Özuslu, üniversite öğrencilerinin kumar oynamasının önünün açıldığını savunarak, eğitim ve turizm bakanlarından açıklama beklediğini belirtti.

Bu yasa tasarısının referanduma götürülmesini öneren Özuslu, “Bu halk, her tarafa kumarhane açılmasına, nefes mesafesine kumarhane açılmasına ‘evet’ mi diyecek?” ifadelerini kullandı.

Özuslu, milletvekilliği de yapan Psikiyatrist Prof. Dr.

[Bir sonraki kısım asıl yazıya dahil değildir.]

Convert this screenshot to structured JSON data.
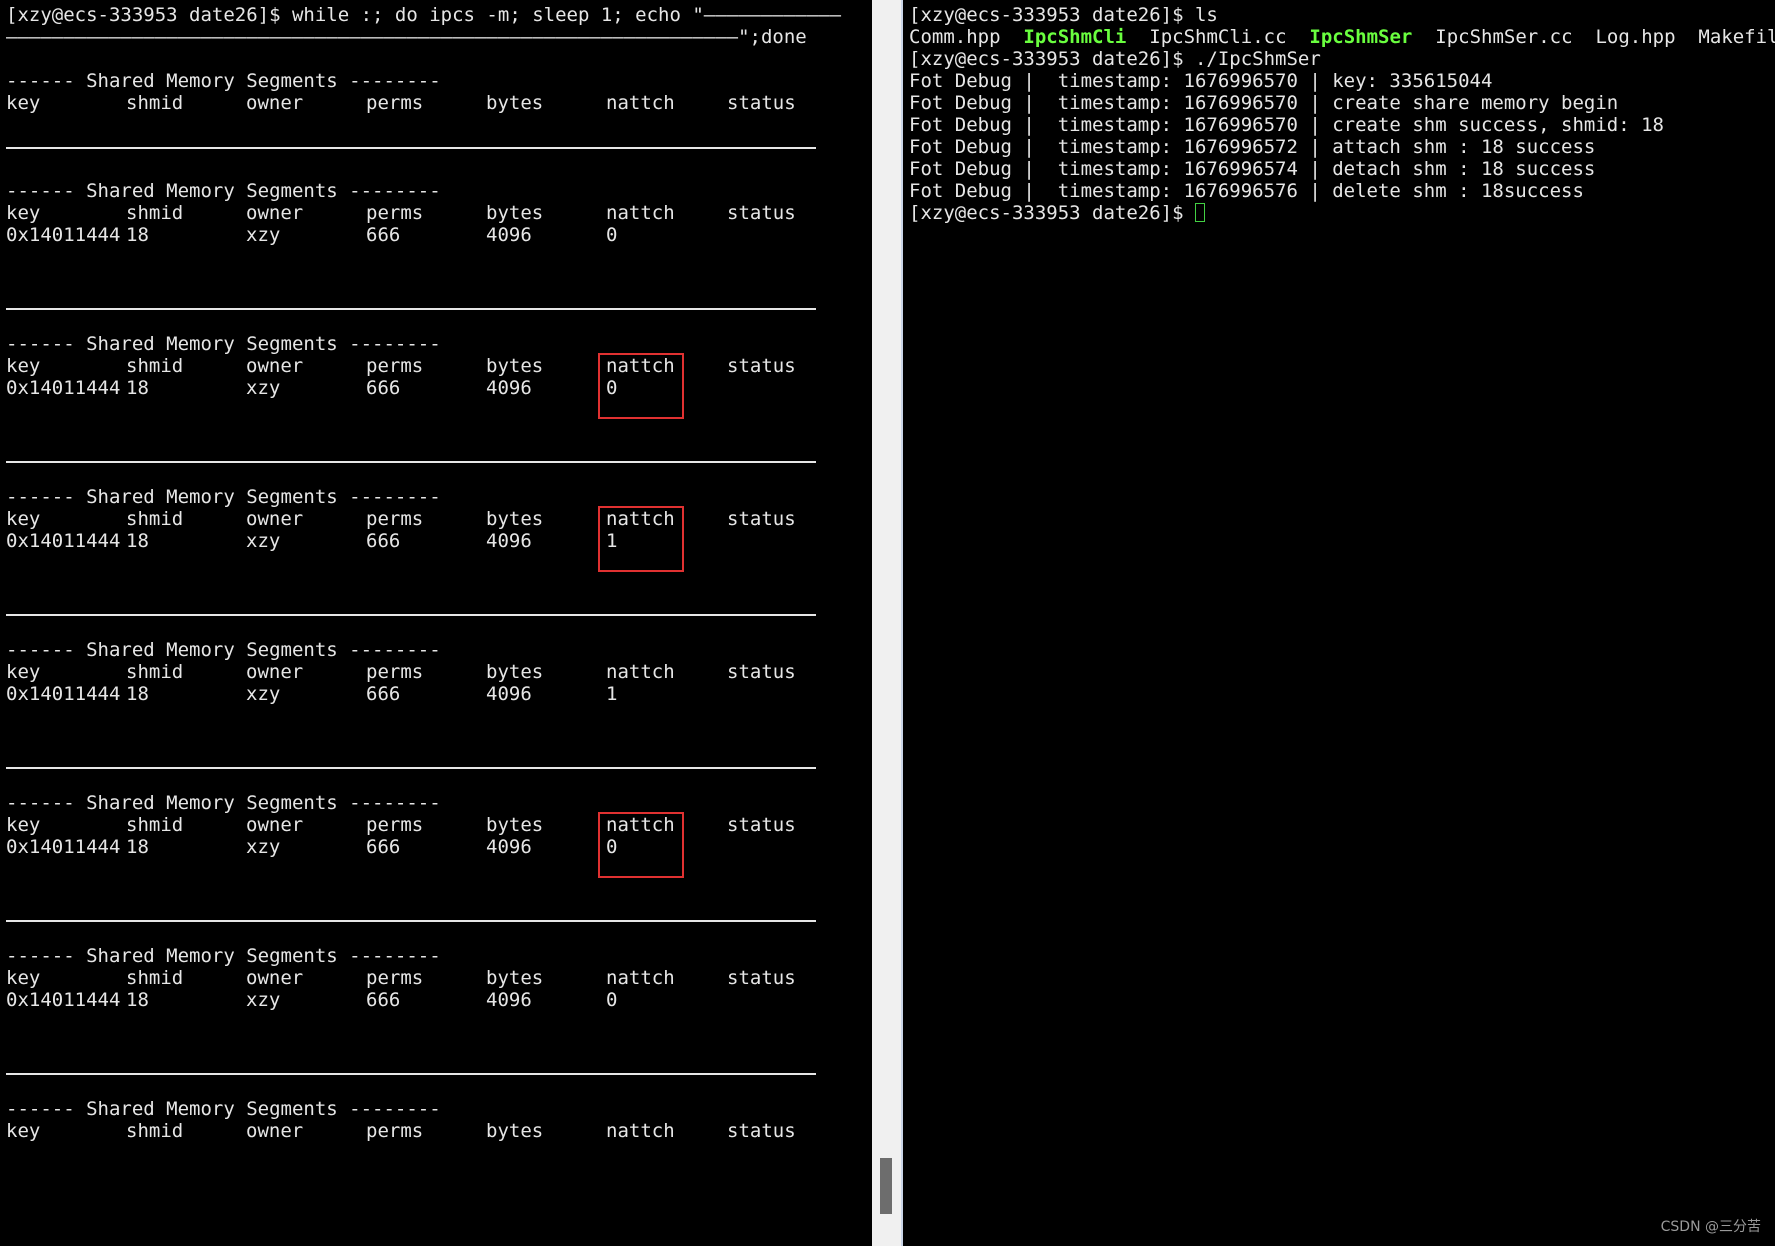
{
  "left_terminal": {
    "command_line1": "[xzy@ecs-333953 date26]$ while :; do ipcs -m; sleep 1; echo \"————————————",
    "command_line2": "————————————————————————————————————————————————————————————————\";done",
    "segment_title": "------ Shared Memory Segments --------",
    "columns": [
      "key",
      "shmid",
      "owner",
      "perms",
      "bytes",
      "nattch",
      "status"
    ],
    "blocks": [
      {
        "row": null
      },
      {
        "row": [
          "0x14011444",
          "18",
          "xzy",
          "666",
          "4096",
          "0",
          ""
        ]
      },
      {
        "row": [
          "0x14011444",
          "18",
          "xzy",
          "666",
          "4096",
          "0",
          ""
        ]
      },
      {
        "row": [
          "0x14011444",
          "18",
          "xzy",
          "666",
          "4096",
          "1",
          ""
        ]
      },
      {
        "row": [
          "0x14011444",
          "18",
          "xzy",
          "666",
          "4096",
          "1",
          ""
        ]
      },
      {
        "row": [
          "0x14011444",
          "18",
          "xzy",
          "666",
          "4096",
          "0",
          ""
        ]
      },
      {
        "row": [
          "0x14011444",
          "18",
          "xzy",
          "666",
          "4096",
          "0",
          ""
        ]
      },
      {
        "row": null
      }
    ],
    "trailing_title": "------ Shared Memory Segments --------"
  },
  "right_terminal": {
    "lines": [
      "[xzy@ecs-333953 date26]$ ls",
      "",
      "[xzy@ecs-333953 date26]$ ./IpcShmSer",
      "Fot Debug |  timestamp: 1676996570 | key: 335615044",
      "Fot Debug |  timestamp: 1676996570 | create share memory begin",
      "Fot Debug |  timestamp: 1676996570 | create shm success, shmid: 18",
      "Fot Debug |  timestamp: 1676996572 | attach shm : 18 success",
      "Fot Debug |  timestamp: 1676996574 | detach shm : 18 success",
      "Fot Debug |  timestamp: 1676996576 | delete shm : 18success",
      "[xzy@ecs-333953 date26]$ "
    ],
    "ls_files": [
      {
        "name": "Comm.hpp",
        "exec": false
      },
      {
        "name": "IpcShmCli",
        "exec": true
      },
      {
        "name": "IpcShmCli.cc",
        "exec": false
      },
      {
        "name": "IpcShmSer",
        "exec": true
      },
      {
        "name": "IpcShmSer.cc",
        "exec": false
      },
      {
        "name": "Log.hpp",
        "exec": false
      },
      {
        "name": "Makefile",
        "exec": false
      }
    ]
  },
  "watermark": "CSDN @三分苦",
  "colors": {
    "terminal_bg": "#000000",
    "text": "#e6e6e6",
    "exec_file": "#6aff3f",
    "highlight_box": "#e03131"
  }
}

Mehmet Çakıcı’nın kumar bağımlığıyla ilgili çalışmalarına da işaret etti.

Bu yasaya harcanan enerjinin Disiplin Tüzüğü, bedeli askerlik, emeklilik gibi çözüm bekleyen konularda harcanması gerektiğini söyleyen Özuslu, tasarının topluma “hiçbir getirisi olmayacağını” savundu.

-Hamzaoğulları,

CTP Milletvekili Biray Hamzaoğulları, Şans Oyunları (Değişiklik) Yasa Tasarısı üzerine söz aldı.

Taksicilerin yaşayacağı sorunlara işaret eden Hamzaoğulları, hiçbir taksi durağının kumarhanelerdeki “güzel arabalarla baş edemeyeceğini” söyledi.

Kara para aklama metoduyla rekabetin daha da “imkansız hale geleceğini” söyleyen Hamzaoğulları, “Göz göre göre insanları ezmeyin” dedi.

Hamzaoğulları, otel sahiplerinin Karpaz bölgesinde arsalar aldığını söyleyerek, birçok insanın kumarhaneye gittiğini duyduğunu belirtti.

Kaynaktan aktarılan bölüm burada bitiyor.